I had tickets to fly to LA at the end of the week for mountain lion research where I’d meet with wildlife biologists, follow cats in the Santa Monica mountains by radio collar telemetry, and take a tour of the nearly complete Wallis Annenberg Wildlife Crossing over the 101. That plan went out the window with these horrific fires. Contacts dropped out to deal with on the ground emergencies and I quickly found that couches I’d been hoping to sleep on were already taken. None of the collared cats were caught in the fires, but their already fragmented urban-edge habitats are further fractured and reduced.

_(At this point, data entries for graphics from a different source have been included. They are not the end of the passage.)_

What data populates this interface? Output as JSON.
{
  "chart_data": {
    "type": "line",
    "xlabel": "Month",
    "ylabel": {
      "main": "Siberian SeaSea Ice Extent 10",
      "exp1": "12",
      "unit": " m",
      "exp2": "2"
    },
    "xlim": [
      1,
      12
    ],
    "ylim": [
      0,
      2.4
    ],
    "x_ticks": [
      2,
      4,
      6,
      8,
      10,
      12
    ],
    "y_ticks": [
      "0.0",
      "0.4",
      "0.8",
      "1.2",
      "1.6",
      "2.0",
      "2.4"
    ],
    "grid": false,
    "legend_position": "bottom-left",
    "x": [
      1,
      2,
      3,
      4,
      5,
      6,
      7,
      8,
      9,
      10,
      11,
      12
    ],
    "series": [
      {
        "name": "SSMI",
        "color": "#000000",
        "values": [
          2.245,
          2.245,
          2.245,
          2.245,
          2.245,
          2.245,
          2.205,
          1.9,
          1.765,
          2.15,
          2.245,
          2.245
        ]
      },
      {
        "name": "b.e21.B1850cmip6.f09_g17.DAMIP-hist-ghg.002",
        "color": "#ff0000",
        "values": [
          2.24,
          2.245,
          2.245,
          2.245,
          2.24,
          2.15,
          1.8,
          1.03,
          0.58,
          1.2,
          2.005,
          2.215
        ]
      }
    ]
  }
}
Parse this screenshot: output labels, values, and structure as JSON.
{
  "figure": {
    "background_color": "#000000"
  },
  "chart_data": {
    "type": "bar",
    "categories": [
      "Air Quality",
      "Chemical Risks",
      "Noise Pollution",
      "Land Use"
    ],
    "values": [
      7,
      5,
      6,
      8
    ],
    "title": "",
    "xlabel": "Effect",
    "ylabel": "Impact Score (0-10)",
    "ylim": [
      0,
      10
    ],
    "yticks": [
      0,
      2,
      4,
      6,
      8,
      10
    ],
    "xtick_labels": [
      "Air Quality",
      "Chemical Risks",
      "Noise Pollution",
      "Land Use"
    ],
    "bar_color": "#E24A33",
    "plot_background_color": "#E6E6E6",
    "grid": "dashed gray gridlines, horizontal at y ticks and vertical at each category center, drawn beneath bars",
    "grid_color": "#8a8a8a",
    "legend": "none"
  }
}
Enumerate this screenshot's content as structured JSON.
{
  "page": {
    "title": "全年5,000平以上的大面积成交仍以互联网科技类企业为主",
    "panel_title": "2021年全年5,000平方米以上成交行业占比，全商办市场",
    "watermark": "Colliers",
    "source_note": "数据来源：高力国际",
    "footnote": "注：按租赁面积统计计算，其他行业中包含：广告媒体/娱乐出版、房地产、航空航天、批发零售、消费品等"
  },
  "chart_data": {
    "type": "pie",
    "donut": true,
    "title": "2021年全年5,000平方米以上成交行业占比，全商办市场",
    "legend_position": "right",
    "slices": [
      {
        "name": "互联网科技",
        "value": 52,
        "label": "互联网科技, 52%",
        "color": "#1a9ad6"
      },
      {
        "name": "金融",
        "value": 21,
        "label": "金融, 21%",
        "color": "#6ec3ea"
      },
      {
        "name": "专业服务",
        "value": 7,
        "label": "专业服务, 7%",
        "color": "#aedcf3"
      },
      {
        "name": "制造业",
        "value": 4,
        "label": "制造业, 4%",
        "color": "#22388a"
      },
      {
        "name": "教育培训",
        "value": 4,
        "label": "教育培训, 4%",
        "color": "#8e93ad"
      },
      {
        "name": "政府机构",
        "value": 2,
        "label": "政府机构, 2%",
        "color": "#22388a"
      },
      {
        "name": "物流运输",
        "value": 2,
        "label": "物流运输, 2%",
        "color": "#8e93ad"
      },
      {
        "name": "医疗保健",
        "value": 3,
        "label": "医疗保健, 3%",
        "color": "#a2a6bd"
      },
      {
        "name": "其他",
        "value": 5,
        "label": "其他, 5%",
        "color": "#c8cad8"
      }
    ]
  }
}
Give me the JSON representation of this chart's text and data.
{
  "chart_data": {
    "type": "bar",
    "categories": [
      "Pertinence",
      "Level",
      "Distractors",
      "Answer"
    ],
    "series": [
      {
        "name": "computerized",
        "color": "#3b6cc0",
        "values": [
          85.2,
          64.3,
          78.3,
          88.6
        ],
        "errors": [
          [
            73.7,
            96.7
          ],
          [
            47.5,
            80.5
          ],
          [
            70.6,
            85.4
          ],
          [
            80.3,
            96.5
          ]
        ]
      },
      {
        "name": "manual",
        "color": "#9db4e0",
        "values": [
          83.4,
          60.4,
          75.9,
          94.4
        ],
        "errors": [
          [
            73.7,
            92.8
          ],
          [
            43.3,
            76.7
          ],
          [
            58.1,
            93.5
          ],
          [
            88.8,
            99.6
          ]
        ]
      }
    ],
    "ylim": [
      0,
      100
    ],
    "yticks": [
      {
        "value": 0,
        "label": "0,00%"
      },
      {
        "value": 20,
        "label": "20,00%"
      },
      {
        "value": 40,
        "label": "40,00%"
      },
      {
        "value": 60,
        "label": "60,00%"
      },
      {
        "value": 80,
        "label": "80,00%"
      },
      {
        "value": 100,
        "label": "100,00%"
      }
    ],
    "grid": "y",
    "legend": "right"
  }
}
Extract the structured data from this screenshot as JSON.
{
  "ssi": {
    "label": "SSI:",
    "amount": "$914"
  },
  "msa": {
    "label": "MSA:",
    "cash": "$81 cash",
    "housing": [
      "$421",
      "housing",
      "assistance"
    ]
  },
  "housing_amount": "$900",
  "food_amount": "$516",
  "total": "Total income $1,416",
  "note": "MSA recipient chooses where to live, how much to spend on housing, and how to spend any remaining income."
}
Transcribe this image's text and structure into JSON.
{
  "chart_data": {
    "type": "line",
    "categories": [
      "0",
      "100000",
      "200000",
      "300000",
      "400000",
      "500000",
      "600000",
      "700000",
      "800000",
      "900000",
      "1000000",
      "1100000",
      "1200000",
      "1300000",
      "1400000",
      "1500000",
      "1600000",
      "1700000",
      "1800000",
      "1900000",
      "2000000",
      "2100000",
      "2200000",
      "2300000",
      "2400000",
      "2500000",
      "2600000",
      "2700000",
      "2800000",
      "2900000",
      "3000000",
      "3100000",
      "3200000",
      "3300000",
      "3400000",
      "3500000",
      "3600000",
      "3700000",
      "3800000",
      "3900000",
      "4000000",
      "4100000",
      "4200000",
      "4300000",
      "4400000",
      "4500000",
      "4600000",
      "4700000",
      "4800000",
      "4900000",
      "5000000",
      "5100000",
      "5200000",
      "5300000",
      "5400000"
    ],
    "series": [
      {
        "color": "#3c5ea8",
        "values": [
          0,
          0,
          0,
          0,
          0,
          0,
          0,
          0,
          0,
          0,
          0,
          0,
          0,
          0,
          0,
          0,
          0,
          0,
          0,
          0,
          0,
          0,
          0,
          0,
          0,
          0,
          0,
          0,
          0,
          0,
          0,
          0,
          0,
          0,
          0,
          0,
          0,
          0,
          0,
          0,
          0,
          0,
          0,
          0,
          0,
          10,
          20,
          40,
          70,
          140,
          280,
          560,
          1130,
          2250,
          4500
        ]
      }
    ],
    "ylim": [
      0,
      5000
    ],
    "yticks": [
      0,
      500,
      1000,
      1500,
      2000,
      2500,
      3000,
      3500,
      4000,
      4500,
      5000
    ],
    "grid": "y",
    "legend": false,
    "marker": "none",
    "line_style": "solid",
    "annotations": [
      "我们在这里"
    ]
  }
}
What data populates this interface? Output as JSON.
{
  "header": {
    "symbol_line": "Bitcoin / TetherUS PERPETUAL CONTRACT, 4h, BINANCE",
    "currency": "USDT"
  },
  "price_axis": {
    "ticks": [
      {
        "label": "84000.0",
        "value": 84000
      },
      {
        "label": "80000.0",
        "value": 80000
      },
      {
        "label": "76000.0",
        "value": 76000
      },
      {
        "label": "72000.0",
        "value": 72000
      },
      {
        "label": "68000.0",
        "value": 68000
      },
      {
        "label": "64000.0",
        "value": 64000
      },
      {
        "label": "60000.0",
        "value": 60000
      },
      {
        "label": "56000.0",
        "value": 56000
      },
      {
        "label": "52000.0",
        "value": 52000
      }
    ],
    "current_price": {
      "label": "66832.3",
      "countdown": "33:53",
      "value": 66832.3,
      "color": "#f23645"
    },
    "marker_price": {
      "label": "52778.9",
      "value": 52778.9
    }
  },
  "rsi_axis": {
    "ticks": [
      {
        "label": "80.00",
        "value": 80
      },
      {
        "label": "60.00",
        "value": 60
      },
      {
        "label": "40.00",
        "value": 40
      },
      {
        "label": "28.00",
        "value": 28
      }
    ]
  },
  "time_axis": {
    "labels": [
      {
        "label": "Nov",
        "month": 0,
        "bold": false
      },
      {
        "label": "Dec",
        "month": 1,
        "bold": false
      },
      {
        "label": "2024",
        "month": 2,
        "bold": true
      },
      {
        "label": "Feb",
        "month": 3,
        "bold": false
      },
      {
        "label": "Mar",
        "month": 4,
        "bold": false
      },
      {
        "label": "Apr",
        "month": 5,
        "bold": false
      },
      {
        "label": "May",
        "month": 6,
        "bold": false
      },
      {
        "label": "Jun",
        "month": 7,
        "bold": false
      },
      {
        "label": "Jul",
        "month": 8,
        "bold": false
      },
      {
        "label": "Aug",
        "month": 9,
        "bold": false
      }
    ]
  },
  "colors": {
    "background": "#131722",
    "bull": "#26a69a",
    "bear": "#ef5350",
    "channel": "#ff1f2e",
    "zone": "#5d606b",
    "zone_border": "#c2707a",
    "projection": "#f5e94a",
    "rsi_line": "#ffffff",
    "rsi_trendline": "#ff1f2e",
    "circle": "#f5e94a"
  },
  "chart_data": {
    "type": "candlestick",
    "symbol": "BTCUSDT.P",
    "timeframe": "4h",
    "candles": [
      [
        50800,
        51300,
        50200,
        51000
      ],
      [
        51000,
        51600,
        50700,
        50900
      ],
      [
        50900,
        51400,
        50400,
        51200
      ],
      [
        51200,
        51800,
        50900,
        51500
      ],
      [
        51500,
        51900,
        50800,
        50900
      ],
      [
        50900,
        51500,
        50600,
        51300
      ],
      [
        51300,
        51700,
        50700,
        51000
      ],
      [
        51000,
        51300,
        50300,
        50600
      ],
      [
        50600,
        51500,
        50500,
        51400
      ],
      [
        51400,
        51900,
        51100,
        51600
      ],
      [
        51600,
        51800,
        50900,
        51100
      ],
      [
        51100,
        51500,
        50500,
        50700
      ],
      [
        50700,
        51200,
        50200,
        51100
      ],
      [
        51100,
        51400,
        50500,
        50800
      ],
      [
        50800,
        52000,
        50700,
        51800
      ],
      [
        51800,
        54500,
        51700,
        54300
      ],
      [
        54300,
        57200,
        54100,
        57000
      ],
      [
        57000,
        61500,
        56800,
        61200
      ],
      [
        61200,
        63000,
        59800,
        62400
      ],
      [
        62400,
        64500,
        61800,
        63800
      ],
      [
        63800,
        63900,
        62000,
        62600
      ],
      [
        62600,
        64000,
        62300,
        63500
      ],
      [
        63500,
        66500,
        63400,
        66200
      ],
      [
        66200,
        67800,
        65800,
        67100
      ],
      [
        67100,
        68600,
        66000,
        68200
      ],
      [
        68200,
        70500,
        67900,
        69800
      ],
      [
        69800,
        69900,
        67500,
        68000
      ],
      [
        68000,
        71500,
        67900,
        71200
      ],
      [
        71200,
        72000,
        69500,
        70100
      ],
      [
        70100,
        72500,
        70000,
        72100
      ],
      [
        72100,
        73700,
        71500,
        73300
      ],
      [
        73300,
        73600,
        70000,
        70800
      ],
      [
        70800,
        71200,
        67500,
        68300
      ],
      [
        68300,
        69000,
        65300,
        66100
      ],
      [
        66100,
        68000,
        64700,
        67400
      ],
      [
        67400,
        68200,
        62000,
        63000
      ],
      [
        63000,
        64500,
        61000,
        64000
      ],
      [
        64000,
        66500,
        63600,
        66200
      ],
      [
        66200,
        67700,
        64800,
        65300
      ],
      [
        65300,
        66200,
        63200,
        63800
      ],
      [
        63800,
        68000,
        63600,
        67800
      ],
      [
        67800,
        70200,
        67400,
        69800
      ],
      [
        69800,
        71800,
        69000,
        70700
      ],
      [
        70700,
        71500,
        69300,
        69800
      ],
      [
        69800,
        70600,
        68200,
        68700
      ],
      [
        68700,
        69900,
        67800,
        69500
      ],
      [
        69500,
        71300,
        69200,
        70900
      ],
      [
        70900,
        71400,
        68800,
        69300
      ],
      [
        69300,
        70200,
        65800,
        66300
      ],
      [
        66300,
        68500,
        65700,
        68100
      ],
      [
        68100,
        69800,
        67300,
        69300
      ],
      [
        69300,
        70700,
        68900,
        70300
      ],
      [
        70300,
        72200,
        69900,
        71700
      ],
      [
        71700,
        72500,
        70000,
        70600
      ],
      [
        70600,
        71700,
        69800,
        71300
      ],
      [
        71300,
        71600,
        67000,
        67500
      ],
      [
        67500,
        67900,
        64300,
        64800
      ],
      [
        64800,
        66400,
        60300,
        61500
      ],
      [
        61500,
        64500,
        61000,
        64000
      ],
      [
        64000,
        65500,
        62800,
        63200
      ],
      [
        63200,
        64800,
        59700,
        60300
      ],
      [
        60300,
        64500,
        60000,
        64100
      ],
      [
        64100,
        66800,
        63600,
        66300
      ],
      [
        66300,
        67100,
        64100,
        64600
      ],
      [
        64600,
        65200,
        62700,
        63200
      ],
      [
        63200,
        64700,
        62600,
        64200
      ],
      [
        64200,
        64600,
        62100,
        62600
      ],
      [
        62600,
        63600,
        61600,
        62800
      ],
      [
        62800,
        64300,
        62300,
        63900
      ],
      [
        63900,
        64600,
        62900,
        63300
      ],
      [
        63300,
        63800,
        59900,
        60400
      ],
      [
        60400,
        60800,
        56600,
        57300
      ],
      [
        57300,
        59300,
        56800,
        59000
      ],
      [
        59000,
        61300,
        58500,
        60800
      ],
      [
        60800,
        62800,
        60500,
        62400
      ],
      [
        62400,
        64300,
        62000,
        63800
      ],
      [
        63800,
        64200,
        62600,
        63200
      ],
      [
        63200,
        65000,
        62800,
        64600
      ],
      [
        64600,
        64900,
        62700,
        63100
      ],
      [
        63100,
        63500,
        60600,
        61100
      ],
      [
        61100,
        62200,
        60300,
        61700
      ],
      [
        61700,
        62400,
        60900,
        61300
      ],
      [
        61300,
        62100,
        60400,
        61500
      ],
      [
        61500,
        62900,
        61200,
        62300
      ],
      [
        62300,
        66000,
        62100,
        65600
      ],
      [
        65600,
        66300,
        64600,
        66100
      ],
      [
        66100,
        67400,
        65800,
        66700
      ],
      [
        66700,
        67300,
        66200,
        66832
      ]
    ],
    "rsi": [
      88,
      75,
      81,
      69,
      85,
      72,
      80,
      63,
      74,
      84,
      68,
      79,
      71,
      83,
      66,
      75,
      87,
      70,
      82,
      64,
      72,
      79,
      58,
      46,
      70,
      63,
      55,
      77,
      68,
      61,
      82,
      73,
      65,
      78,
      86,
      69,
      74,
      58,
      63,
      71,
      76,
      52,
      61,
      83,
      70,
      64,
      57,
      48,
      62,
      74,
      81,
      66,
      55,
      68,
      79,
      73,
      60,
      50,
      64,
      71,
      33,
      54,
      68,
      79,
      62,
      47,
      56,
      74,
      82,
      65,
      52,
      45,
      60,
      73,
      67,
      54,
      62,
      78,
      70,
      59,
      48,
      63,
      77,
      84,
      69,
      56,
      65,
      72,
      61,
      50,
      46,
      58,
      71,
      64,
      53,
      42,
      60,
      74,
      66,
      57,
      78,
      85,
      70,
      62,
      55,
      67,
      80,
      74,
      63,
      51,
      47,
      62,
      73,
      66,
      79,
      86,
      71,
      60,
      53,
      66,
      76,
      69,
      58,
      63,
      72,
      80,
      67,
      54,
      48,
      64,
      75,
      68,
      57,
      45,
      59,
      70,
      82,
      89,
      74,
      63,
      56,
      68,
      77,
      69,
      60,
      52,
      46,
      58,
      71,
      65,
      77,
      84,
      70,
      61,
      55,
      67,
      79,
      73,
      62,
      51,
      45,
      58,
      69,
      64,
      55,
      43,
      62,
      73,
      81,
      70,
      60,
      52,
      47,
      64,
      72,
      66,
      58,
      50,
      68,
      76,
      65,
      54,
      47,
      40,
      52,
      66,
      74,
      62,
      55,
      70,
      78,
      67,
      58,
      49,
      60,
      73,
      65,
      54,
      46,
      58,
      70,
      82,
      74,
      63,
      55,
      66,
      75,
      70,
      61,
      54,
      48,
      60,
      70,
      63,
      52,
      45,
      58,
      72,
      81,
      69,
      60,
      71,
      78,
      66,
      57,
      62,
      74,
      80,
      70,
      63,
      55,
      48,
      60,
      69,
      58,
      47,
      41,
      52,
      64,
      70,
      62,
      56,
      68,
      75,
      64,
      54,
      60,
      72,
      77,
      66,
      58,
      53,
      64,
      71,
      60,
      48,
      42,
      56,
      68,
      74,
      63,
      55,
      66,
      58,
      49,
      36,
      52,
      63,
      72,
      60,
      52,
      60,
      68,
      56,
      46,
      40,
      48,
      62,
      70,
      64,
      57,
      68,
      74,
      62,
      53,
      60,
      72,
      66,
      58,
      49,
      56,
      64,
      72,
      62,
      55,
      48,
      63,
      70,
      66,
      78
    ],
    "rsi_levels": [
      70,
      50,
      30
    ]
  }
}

For a manuscript I’m writing on mountain lions, this is a week I can’t afford to lose. I changed flights to Miami where another marginal population lives in southern Florida. In the Southeast they are called panthers, same species as the ones in LA, as the ones that still exist anywhere in the Americas. Unlike the cats of LA who get infusions of genes from surrounding mountain ranges in Mexico and the US, panthers in Florida are completely isolated. Fifty years ago they were down to between ten and thirty individuals living in the swamplands and savanna grasses of the southern part of the state. They are now up to a couple hundred, still located in the bottom of the sock of Florida, still dangerously endangered, and still more isolated than any other Puma concolor population in the world.
Meanwhile in LA, mountain lions are taking it hard, pushed out by fires, killed frequently while crossing interstates. Those with collars respond to fires by being out more during the day with nocturnal habits upended. Their patterns change as territories are reorganized and new ground is explored, which includes unfamiliar streets and backyards. Cats that got out of the way of fires have to keep going.